By Alexandra Ulmer and Tim Reid
(Reuters) – A split is emerging among Republican anti-Donald Trump groups desperate to prevent the former president, who is dominating the party’s presidential nomination battle, from reaching the White House again.
Some are still spending to stop him becoming the Republican candidate, while others have concluded it is inevitable he will be the nominee and have moved on to try and prevent him from winning the November 2024 general election, according to interviews with key groups spending against Trump and interviews with a half-dozen donors.
Trump is ahead of his nearest rival by almost 40 points, according to the latest Reuters/Ipsos poll, with only four months remaining until Republicans hold their first nominating contest in January in the Midwestern state of Iowa.
Despite that overwhelming lead, some deep-pocketed anti-Trumpers, including the conservative political network led by billionaire Charles Koch, are continuing to pay for ads aimed at convincing Republicans in early nominating states to ditch Trump.

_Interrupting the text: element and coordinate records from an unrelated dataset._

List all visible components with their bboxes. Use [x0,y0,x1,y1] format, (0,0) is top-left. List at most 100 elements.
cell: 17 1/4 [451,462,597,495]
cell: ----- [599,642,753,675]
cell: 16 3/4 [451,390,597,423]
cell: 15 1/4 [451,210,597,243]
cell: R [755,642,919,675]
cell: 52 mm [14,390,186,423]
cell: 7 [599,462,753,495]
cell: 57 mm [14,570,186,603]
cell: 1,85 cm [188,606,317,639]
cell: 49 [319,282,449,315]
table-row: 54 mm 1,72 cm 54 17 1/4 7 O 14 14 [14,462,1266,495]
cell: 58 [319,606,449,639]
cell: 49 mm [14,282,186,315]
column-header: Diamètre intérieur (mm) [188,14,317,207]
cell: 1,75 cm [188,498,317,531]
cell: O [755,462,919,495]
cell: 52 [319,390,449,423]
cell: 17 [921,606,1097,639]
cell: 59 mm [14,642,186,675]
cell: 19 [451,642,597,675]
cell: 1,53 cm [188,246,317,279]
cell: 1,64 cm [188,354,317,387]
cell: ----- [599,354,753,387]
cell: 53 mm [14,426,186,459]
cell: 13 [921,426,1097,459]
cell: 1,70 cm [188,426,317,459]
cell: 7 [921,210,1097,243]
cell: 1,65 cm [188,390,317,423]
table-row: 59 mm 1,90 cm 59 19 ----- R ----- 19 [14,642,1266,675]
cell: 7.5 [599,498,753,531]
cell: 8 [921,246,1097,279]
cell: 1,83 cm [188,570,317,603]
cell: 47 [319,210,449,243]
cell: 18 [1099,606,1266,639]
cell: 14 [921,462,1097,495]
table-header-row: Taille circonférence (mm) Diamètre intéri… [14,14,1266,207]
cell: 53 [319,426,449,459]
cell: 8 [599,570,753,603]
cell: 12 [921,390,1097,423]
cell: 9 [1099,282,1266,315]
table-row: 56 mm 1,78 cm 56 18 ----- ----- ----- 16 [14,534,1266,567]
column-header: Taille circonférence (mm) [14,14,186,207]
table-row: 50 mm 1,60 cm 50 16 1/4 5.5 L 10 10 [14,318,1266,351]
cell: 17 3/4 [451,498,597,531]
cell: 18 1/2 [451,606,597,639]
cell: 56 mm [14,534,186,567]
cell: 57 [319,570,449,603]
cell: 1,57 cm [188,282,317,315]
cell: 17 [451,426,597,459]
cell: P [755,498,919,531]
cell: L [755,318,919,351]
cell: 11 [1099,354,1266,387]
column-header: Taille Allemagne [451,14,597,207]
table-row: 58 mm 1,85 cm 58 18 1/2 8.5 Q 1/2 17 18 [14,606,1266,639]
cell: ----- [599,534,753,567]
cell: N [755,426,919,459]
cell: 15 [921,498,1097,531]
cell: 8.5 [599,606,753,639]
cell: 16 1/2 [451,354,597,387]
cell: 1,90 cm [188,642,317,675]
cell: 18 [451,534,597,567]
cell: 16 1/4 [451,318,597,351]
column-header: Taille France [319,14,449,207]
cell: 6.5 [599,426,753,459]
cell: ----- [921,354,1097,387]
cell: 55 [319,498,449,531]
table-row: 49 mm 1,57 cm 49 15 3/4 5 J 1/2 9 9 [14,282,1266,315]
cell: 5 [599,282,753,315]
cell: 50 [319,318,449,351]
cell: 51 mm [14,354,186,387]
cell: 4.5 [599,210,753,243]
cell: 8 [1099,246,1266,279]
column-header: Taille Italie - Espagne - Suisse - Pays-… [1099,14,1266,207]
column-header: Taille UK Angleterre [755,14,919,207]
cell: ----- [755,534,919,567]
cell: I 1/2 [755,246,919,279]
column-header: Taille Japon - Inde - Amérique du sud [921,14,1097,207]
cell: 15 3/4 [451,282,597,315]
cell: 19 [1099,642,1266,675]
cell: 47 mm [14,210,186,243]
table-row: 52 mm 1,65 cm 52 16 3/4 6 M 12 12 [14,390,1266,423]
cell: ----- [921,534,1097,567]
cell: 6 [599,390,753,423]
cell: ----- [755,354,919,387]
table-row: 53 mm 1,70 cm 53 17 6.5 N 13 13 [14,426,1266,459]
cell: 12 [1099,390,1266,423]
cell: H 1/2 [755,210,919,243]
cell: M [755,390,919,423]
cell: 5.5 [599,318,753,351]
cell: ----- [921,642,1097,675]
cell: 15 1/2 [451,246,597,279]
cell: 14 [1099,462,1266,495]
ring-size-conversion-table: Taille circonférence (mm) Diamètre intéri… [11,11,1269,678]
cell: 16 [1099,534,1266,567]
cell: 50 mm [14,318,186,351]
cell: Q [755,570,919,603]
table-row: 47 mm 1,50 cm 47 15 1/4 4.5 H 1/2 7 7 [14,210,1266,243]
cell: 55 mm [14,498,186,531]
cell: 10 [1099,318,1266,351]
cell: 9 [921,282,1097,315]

But some smaller groups have called it quits. After spending roughly $1 million on anti-Trump ads in Iowa, the Republican Accountability PAC, for example, concluded in August their money wasn’t making a difference.
“We have stopped spending money in the primary. We decided we needed to hold our powder for the general election,” said PAC president and Republican strategist Sarah Longwell.
That decision is another sign Trump’s candidacy is being seen as inescapable by some of his opponents in the party. Trump remains loved by a large swath of the Republican voting base, despite his falsehoods about his 2020 election loss and the federal and state criminal cases he faces.
WASTING MONEY?
Continuing to spend on the primary is essentially a waste of money, said Reed Galen, co-founder of the anti-Trump Lincoln Project.
“You could throw suitcases of cash at Iowans and they’d still go to the church and vote for Trump,” Galen said, referring to one of the frequent locations where Iowans gather to choose the Republican or Democratic nominee.
The Lincoln Project, founded by former Republican strategists, also decided to halt spending on the primary this spring, although it had not spent much by that point.
“The general election has begun,” Galen said. The group is now targeting independents and Republicans unconvinced by the party’s direction, especially upper-income suburbanites, in general election battleground states including Wisconsin. It hopes to spend $50 million next year to support Democrat Joe Biden. The group will back Biden’s economic record and argue that Trump poses an “existential” threat to American democracy.
Longwell’s PAC is also planning to try to weaken Trump with Republicans unsure or displeased by Trump, as well as right-leaning independents. Independents in battleground states can be crucial in tight elections.
Steven Cheung, a spokesperson for Trump, said “no amount of Never Trump money” could match the enthusiasm Trump is generating among grassroots voters.
‘SOFT’ ADS
So far, anti-Trump ads by business-friendly Republican groups in early primary states have argued Trump would be weak against Biden, in part because of his four indictments.
About half of Republicans would not vote for Trump if he were convicted of a felony, according to a Reuters/Ipsos poll published in August. However, polls also show Republican voters continue to overwhelmingly support Trump despite his mounting legal problems.
“I think for 2024, Trump is not the most electable candidate,” a man sitting in a living room says in one ad placed by the super PAC Win It Back, which is linked to the anti-tax advocacy group Club for Growth. “He probably doesn’t wake up without 50 emails from his attorneys about current or possible indictments.”
Tim Miller, a former aide to 2016 Republican presidential candidate Jeb Bush and a Trump critic, said the “very soft ads” don’t come close to the “Herculean” effort needed to defeat Trump in the primary. “There are a lot of donors wasting money on strategies that have proven to fail,” Miller said.
Win It Back has reported spending more than $2.8 million opposing Trump this year in filings to the Federal Election Commission. The Club for Growth did not respond to requests for details on its campaign.
A source close to Club for Growth said, however, the group would not oppose Trump should he become the party’s nominee in the presidential election.
AFP Action, part of the Koch network that advocates for lower taxes and less regulation, is focused on reaching “soft” Trump voters open to alternatives, spokesperson Bill Riggs said in a statement.
AFP Action says it raised more than $70 million in the first half of the year with the goal of preventing Trump from clinching the nomination, and it told Reuters it has spent around $11 million in seven primary states so far. One ad, titled “Unelectable”, urges voters to move away from Trump to better defeat Biden.
AFP, which has criticized what it calls Biden’s excessive spending, says it plans to endorse one of Trump’s Republican rivals, but it has not yet made a decision.
The Lincoln Project’s Galen urged anti-Trump Republicans to focus on what for many may be an unthinkable step in a highly polarized country: re-electing Biden.
“If all of these people, all the Republicans, wanted their party back, they’d do everything they could to make sure Trump and the wackos got crushed next year,” he said.